Which factorizations can be used to identify the real zeros of the function f(x) = -20x^2 + 23x - 6?
show your work
A (-10x + 2) (2x + 3)
B -(10x + 2)(2x — 3)
C -(4x - 3)(5x + 2)
D -(4x - 3)(5x - 2)
To identify the real zeros of the function f(x) = -20x^2 + 23x - 6, we need to find the values of x that make the function equal to zero.

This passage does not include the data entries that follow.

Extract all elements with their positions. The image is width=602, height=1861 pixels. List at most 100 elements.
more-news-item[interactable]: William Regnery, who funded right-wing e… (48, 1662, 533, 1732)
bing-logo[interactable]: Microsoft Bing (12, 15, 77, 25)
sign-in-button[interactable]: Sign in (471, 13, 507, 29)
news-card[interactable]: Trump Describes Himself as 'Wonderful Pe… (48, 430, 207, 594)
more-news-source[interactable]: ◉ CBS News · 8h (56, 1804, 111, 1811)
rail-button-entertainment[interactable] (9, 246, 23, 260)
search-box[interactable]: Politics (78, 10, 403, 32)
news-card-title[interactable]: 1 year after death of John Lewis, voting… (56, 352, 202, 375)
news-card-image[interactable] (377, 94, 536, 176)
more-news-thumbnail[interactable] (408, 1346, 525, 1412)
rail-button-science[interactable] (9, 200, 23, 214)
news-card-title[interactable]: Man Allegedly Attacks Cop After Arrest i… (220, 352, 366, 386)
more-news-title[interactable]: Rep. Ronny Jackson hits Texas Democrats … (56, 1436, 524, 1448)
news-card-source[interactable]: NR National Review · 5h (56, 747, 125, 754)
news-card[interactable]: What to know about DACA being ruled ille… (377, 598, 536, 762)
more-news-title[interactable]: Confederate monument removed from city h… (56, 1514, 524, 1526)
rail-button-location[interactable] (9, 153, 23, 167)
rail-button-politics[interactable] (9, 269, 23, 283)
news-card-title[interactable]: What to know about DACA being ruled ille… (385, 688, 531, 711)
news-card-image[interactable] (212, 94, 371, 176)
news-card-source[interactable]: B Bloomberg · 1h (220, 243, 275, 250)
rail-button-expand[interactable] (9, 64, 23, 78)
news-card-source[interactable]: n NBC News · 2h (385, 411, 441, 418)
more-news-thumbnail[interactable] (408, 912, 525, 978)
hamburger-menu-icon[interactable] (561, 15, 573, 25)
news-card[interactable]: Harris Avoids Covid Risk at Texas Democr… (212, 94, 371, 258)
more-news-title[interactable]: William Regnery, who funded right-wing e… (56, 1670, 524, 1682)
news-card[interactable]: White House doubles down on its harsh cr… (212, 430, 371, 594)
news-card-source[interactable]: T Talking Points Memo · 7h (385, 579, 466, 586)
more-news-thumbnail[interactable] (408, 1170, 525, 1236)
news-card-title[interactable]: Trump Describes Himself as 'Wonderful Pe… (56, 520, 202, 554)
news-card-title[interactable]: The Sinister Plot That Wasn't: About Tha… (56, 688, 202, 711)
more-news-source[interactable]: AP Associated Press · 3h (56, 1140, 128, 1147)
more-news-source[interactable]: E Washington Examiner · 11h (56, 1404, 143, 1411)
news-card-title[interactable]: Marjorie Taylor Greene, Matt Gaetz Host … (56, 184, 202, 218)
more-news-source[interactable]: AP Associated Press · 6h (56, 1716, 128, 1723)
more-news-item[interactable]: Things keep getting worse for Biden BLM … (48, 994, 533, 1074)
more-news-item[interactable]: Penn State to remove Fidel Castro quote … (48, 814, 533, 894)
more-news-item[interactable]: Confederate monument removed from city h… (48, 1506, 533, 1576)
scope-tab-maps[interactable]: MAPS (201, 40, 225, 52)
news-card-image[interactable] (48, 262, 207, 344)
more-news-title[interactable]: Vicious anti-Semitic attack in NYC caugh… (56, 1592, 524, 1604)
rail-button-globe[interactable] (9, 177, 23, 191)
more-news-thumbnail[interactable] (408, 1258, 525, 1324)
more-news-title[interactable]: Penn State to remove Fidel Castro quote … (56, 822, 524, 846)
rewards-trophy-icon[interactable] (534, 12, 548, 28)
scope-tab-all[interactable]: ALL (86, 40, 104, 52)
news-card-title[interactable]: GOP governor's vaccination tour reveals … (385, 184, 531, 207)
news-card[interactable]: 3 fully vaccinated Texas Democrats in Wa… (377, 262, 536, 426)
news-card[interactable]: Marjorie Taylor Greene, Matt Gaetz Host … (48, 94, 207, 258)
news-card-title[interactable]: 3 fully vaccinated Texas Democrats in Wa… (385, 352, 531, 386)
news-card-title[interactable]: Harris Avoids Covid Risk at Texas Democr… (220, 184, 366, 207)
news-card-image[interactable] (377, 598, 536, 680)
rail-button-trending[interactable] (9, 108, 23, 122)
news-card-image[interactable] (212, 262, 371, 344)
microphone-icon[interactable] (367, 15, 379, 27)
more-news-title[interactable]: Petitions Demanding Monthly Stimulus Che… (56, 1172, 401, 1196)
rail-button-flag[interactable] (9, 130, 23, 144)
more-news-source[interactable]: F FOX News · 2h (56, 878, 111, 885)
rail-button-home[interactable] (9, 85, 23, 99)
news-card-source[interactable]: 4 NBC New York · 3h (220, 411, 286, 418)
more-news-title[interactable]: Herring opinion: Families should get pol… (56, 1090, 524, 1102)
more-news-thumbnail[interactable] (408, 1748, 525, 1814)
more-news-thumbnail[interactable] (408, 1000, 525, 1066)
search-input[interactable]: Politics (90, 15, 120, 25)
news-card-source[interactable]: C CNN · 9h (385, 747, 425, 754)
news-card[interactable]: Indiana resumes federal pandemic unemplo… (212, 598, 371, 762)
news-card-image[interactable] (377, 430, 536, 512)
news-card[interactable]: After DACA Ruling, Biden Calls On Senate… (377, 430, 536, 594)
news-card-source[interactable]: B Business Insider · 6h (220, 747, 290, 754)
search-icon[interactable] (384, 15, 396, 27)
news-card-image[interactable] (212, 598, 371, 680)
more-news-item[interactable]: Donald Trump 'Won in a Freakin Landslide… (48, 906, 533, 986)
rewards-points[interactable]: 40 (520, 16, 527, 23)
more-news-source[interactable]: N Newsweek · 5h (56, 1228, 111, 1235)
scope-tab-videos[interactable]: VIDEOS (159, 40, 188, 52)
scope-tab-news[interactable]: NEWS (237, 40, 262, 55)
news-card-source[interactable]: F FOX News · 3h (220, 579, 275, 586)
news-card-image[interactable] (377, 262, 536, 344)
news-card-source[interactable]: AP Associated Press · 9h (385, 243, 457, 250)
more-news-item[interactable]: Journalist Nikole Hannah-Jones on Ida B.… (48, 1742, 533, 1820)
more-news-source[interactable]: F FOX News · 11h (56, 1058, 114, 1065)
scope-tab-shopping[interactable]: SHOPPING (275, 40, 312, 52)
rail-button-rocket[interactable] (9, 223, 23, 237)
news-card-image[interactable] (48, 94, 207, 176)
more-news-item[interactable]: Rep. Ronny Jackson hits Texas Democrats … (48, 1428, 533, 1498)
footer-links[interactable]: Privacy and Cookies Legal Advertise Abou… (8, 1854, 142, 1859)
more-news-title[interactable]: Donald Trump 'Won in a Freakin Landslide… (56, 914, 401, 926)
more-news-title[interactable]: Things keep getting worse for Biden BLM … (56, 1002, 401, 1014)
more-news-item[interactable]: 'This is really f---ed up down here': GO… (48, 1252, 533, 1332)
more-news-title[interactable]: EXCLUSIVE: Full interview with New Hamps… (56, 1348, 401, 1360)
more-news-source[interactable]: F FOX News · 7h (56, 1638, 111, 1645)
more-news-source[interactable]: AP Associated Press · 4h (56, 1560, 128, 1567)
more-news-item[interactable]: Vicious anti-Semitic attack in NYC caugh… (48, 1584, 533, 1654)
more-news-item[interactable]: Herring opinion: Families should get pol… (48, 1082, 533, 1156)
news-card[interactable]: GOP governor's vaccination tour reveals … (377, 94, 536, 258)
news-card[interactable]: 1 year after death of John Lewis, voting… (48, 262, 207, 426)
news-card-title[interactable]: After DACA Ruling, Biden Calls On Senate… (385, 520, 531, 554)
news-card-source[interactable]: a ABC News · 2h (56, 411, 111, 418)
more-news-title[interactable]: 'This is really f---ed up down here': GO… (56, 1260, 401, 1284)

First, let's factor the quadratic function:
f(x) = -20x^2 + 23x - 6
= -(20x^2 - 23x + 6)
We can factor -20x^2 - 23x + 6 by finding two numbers that multiply to -20 * 6 = -120 and add up to -23. The two numbers are -15 and -8.
= -(20x^2 - 15x - 8x + 6)
= -(5x(4x - 3) - 2(4x - 3))
= -(5x - 2)(4x - 3)
Now we need to set the function equal to zero:
-(5x - 2)(4x - 3) = 0
To find the zeros, we set each factor equal to zero and solve for x:
5x - 2 = 0
5x = 2
x = 2/5
4x - 3 = 0
4x = 3
x = 3/4
Therefore, the real zeros of the function f(x) = -20x^2 + 23x - 6 are x = 2/5 and x = 3/4. The factorization -(5x - 2)(4x - 3) can be used to identify these zeros.
Therefore, the correct answer is A (-10x + 2) (2x + 3).